With the cost of living rising faster than it has done in decades and global problems only going to make this worse, hundreds of thousands of people are really starting to struggle to make ends meet. The most vulnerable are now having to make the decision to put food on the table or to turn on the heating. But for many, there is a way of avoiding this terrible dilemma.
If you are a homeowner and are over 55 years old, then you could consider a Lifetime Mortgage or Equity Release plan as your saviour.
The largest asset for most people is the property in which they live that ties up thousands of pounds. A Lifetime Mortgage is a way of unlocking equity, without putting the home that you live in at risk. Unlike a traditional mortgage, you don’t need to have an income to qualify and there are no mandatory monthly payments to make. Yes, this could reduce the value of your estate that you will leave to your beneficiaries, but consider that that if you asked them if they would be happy to receive a little less from you, in exchange for you being able to put your heating on, most would agree that it is a small price to pay.
With a Lifetime Mortgage you still own your home, you just owe money that is secured against its value, just like any other type of mortgage.
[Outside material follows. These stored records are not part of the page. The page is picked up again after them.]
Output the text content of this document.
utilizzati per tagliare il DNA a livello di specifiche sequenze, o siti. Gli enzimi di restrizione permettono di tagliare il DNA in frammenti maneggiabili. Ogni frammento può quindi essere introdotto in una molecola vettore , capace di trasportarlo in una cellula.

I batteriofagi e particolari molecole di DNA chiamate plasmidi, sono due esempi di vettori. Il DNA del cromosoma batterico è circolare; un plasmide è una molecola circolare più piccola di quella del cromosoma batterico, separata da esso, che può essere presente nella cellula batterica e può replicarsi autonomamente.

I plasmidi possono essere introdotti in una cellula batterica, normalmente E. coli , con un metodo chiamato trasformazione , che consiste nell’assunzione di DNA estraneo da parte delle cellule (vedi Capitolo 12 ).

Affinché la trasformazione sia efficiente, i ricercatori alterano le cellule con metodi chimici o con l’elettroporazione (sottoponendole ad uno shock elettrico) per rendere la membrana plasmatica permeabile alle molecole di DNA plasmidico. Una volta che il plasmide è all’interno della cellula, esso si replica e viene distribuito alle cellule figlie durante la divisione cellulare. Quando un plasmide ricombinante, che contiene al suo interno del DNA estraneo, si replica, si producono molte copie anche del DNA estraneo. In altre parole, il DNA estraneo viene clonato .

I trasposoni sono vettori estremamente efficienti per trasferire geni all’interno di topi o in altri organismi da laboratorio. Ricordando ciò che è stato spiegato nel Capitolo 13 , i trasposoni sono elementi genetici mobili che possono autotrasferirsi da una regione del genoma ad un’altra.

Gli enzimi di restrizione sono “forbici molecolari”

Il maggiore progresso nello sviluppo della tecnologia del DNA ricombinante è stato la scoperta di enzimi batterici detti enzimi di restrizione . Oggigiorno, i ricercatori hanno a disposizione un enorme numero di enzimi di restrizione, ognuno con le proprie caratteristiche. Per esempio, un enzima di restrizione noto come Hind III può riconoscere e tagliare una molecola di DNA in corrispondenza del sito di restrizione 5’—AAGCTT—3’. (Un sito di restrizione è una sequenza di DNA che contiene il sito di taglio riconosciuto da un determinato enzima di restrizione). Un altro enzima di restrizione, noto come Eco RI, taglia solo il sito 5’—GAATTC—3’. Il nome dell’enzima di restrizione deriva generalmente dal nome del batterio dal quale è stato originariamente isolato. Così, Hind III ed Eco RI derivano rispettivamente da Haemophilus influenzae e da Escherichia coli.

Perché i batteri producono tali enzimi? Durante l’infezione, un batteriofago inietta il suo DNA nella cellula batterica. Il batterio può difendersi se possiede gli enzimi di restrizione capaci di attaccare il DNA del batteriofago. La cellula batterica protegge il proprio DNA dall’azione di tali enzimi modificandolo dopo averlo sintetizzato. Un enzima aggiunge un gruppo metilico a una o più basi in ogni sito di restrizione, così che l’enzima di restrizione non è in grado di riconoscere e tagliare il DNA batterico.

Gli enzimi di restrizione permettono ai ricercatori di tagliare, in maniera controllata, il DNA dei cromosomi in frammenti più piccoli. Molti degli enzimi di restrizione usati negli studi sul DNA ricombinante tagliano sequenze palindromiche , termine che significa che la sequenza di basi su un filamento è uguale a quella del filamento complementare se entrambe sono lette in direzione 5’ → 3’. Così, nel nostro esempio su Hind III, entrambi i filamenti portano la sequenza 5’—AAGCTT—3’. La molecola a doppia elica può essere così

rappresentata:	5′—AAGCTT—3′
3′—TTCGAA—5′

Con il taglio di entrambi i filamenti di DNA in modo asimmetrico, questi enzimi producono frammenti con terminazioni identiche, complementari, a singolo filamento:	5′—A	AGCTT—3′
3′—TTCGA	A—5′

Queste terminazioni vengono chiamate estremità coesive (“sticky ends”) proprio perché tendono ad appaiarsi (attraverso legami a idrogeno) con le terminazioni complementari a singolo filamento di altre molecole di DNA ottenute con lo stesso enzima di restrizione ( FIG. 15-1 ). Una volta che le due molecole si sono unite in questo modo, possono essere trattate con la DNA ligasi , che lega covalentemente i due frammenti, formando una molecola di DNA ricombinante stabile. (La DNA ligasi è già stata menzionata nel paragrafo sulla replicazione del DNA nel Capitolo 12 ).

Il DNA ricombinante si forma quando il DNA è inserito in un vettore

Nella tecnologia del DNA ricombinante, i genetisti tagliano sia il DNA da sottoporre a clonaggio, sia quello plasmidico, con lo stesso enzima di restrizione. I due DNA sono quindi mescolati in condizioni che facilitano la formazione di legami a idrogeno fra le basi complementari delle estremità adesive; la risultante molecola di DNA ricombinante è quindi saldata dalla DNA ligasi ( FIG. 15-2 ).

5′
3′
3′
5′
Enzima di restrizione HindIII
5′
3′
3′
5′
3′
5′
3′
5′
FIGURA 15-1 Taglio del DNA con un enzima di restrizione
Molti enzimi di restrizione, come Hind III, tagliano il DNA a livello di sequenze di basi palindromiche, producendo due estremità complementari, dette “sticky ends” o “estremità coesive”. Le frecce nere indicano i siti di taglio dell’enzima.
People are often worried that borrowing a small amount against its value will eliminate any legacy that they will leave their loved ones, but this is just not true. When the inevitable happens your executors sell the property for as much as they can achieve, then once the Lifetime Mortgage is repaid, whatever is left will be distributed according to your Will.
Let’s look at an example of how this might work.
If you are 70 years old and live in a property valued at £200,000, based on the interest rates available today (25/02/2022) you could borrow as little as £10,000 with a lifetime fixed rate of interest of just 2.92%. Assuming you don’t make any payments on the Lifetime Mortgage, and you lived until you were 90, the total amount you would owe in 20 years’ time would be less than £18,000 Including the £10,000 borrowed! Now we don’t know what will happen to the value of properties in the future, but let’s assume that it remains at £200,000, then there will still be over £180,000 to leave to your beneficiaries if that is when the plan came to an end.
In these uncertain times you can also have a cash reserve or drawdown in place so that if you need more money it is available to you at any time. With this arrangement you do not pay any extra interest until you borrow more money and then it is paid only on what you take.
With this option it allows clients to take only what they need for now and then have the peace of mind that more is available if needed in the future.
It is still commonplace that the property in which a person lives is the legacy that they will leave to their families, but that shouldn’t come at the sacrifice of one’s own standard of living. And utilising the equity in the property to maintain a standard of living might not be as expensive as you think.